Eloy Gutiérrez Menoyo

from Wikipedia, the free encyclopedia

Eloy Gutiérrez Menoyo (born December 8, 1934 in Madrid , † October 26, 2012 in Havana ) was a Spanish - Cuban guerrilla commander who played a leading role in the armed struggle against the dictator Fulgencio Batista . After Batista was overthrown, he stood in the resistance against the regime of Fidel Castro , for which he was imprisoned for 22 years, and after returning from exile he lived as a prominent opposition figure in Havana until his death.

Childhood and youth

Eloy Gutiérrez Menoyo was born the sixth child of doctor Carlos Gutiérrez Zabaleta, an activist of the Spanish Socialist Workers' Party who served as a military doctor in the army of the Second Spanish Republic during the Spanish Civil War and achieved the rank of major. His eldest brother José Antonio died at the age of 16 in the Battle of Majadahonda . After the end of the war in 1939, the father was banned from working and the family subsequently lived in poverty. His brother Carlos went into exile in France and fought first with the French and then with the US troops against the Axis powers . Carlos helped the entire family to emigrate to Cuba in 1946.

Eloy Gutiérrez Menoyo accompanied his brother Carlos during his resistance campaigns against the Batista dictatorship. Carlos led the attack on the presidential palace organized by the guerrilla organization Directorio Revolucionario (DR) on March 13, 1957, in which Eloy also took part and in which Carlos was killed.

Activities as a guerrilla commander

In the course of the large-scale police repression against the Directorio Revolucionario after the spectacular action, Gutiérrez Menoyo rose quickly within the organization and at the age of 22 was already responsible for actions in the capital. The organization's board of directors, which had partly gone into exile in Florida and sought support in the United States, approved his proposal in September 1957 to set up a guerrilla front inland. After exploring the area, Gutiérrez Menoyo declared publicly in November 1957 in the province of Las Villas the establishment of the "National Front in the Escambray Mountains" (Spanish: Frente Nacional del Escambray), of which he was in command. In February 1958, he and his deputy commanding officer William Morgan received a contingent of fighters and weapons that had arrived from Miami . After several victorious skirmishes with government troops, in late February 1958 he proclaimed the Escambray Manifesto, which called for a social revolution and the reinstatement of the progressive constitution of 1940.

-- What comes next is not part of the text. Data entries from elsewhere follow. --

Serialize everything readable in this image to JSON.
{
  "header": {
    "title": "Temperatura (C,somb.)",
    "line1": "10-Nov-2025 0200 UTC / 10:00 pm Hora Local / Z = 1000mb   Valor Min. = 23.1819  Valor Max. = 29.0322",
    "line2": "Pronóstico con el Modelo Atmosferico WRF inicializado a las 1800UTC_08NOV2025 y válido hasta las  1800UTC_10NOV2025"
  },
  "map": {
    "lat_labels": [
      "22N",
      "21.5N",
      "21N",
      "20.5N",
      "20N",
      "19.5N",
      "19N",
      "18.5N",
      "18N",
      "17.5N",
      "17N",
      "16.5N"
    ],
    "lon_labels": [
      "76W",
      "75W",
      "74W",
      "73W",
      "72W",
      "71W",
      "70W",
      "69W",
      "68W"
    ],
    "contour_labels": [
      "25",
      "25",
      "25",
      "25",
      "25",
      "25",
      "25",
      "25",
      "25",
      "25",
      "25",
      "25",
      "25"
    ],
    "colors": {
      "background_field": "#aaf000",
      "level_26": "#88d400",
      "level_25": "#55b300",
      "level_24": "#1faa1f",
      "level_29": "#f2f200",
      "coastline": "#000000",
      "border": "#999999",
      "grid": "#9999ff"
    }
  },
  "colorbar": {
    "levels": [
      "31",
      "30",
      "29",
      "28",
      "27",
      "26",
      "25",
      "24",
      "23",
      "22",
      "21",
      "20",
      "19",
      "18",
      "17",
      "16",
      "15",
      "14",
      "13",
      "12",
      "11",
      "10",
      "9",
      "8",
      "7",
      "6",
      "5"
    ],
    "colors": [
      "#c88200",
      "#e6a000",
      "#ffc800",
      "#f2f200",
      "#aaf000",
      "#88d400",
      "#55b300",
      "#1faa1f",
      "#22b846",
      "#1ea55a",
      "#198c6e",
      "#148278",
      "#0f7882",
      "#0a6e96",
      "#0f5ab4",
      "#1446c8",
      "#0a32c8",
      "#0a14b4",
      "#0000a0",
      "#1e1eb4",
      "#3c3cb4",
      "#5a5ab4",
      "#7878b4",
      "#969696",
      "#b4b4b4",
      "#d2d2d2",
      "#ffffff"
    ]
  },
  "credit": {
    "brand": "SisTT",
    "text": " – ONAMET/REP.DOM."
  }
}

In the summer of 1958, Menoyo sparked competition within the Directorio Revolucionario because he opposed the claim of DR founding member Rolando Cubela to take command of the guerrillas in the Escambray Mountains that Gutiérrez Menoyo had built up since autumn 1957. Menoyo was then expelled from the Directorio Revolucionario by General Secretary Faure Chomón on charges of treason and formed an independent combat force with its own units under the name "Second National Front in the Escambray Mountains" (Spanish: Segundo Frente Nacional del Escambray). Comandante William Morgan remained his deputy. Most of the 300 or so fighters who joined him were supporters of the Partido Revolucionario Cubano (Auténticos) . The ex-President Carlos Prío, who had been deposed by Batista, also supported Menoyo's guerrilla association from Miami, which achieved numerous combat successes and land gains in the south of the Las Villas province in the remaining months of the guerrilla war. The force led by Menoyo was known to be decidedly anti-communist. He provoked a one-time guerrilla war incident when he the of Ernesto Guevara commanded about 200 fighters comprehensive Association of the July 26th Movement prevented them from taking over the control of the Escambray mountains, as Guevara in the summer of 1958 there on his in Sierra Maestra had begun the advance. After Batista escaped early in the morning on New Year's Day 1959, Menoyo's troops were the first rebels to enter the capital.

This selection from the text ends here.